Suggestibility can be viewed as a mild form of anchoring, well documented in the literature on behavioral finance. In anchoring, experiments’ estimates of unknown facts such as stock market returns are heavily influenced by mental anchors that influence the estimate even though it may be completely unrelated to the actual estimation. Suggestive words such as “crash” or “bear market” can influence the recollection of semantic or episodic memories because these suggestive words serve as a mental anchor along which memories can be retrieved and reconstructed.
Anchoring is one of the oldest mental heuristics documented in the literature. Over the last three decades many more biases have been documented. It is now well established in the financial literature that memories of past events are biased by our current knowledge, self-perception, and state of mind. Hindsight bias is frequently observed in analysts and investors when their recollection of their beliefs and actions about a certain market event is recalled after the fact. For example, many investors are now convinced that they had reservations about stock markets in late 2007 or that they knew the housing market in the United States was in a bubble in 2006 and 2007. This hindsight bias leads to the illusion that markets are more predictable than they actually are, and fosters overconfidence in one’s ability to forecast markets.

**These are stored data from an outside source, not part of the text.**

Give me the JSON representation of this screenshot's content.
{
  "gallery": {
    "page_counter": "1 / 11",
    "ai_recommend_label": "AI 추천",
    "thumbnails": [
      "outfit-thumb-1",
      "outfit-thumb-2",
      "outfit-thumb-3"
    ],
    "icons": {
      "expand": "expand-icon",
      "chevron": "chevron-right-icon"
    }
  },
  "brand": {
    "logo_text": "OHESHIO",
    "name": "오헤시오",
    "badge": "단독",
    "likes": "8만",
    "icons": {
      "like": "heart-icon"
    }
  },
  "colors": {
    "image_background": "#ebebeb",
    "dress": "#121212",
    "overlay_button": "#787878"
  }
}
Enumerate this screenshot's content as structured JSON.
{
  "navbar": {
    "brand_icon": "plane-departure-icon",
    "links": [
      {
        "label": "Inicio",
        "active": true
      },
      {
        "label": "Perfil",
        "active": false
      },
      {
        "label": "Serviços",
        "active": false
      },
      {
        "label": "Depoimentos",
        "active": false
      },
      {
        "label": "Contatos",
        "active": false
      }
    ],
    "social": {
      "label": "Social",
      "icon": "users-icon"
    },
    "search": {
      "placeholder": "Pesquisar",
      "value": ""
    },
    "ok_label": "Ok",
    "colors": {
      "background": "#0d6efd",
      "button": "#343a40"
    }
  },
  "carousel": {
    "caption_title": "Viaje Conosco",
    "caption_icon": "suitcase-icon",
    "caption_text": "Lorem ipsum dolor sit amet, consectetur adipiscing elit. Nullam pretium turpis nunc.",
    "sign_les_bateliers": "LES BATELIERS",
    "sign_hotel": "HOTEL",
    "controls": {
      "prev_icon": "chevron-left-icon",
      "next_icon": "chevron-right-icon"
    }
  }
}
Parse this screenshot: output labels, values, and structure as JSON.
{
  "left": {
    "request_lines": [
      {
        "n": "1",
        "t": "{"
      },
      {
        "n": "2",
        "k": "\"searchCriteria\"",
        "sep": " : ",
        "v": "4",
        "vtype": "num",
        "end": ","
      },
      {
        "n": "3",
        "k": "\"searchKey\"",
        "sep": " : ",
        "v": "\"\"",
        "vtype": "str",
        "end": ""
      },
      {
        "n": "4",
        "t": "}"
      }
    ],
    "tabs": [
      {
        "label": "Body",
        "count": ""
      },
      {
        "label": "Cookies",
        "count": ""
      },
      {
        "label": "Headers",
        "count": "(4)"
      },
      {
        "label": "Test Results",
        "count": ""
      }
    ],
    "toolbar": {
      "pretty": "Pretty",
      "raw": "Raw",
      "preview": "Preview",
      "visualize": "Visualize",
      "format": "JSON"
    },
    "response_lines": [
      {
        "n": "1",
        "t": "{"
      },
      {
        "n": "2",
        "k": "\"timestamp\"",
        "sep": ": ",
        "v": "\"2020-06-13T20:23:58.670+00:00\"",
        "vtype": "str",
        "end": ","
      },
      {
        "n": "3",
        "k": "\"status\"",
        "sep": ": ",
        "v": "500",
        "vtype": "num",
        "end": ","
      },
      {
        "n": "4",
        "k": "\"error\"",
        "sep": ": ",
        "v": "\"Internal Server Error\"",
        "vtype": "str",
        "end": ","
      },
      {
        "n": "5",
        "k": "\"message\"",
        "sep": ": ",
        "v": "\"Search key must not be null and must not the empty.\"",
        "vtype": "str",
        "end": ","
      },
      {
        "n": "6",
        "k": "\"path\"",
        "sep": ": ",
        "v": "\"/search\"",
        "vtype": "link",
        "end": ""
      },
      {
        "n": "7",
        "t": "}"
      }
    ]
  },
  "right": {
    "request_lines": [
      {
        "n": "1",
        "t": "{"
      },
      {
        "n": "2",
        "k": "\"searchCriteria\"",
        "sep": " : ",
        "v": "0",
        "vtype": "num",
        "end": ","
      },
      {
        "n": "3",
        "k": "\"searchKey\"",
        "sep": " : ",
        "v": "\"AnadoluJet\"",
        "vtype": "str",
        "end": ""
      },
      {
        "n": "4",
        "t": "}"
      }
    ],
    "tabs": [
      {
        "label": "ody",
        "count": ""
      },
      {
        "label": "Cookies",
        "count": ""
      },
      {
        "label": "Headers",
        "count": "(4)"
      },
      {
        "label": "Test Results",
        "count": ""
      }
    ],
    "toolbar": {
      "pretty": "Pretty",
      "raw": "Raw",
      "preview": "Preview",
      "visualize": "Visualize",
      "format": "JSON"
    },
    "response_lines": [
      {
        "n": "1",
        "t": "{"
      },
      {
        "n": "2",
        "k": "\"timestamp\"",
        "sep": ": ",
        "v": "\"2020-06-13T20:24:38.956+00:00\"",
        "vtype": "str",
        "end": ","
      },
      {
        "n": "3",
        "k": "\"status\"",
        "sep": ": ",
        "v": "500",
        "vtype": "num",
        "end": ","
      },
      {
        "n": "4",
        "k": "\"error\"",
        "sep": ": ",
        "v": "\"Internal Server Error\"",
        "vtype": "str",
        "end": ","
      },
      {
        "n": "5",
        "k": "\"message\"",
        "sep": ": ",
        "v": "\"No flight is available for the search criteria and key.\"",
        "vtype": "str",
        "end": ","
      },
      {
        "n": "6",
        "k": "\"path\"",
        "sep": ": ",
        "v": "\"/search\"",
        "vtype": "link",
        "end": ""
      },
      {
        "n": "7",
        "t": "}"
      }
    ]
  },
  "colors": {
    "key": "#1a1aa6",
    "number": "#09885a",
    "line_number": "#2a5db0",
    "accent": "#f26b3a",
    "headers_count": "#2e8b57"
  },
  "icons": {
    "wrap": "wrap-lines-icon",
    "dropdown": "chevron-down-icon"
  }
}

The final flaw of our financial memory is related to persistence of memories that one would rather forget. While most memories are stored imperfectly in our long-term memory and may be forgotten over time, traumatic memories or experiences of massive stress may be stored in our memory for the rest of our lives and may be vividly present at all times. That traumatic memories may have long-lasting effects on investor risk preferences has recently been demonstrated by Malmendier and Nagel (2009) who showed that so-called “Depression babies” (that is, investors who grew up during the Great Depression in the United States) showed higher risk aversion throughout their lives. In a sense, the traumatic memories of the Great Depression influenced their risk-taking behavior even decades after the end of the Great Depression. Persistence effects based on past economic experiences have also been documented by Giuliano and Spilimbergo (2009). They showed that the experience of a deep economic recession during the formative years of young adults (ages 18–25) affects economic and political beliefs held throughout adulthood. While further research is needed in this area, it seems possible that persistent negative memories of past financial crises and bear markets can significantly affect investment behavior.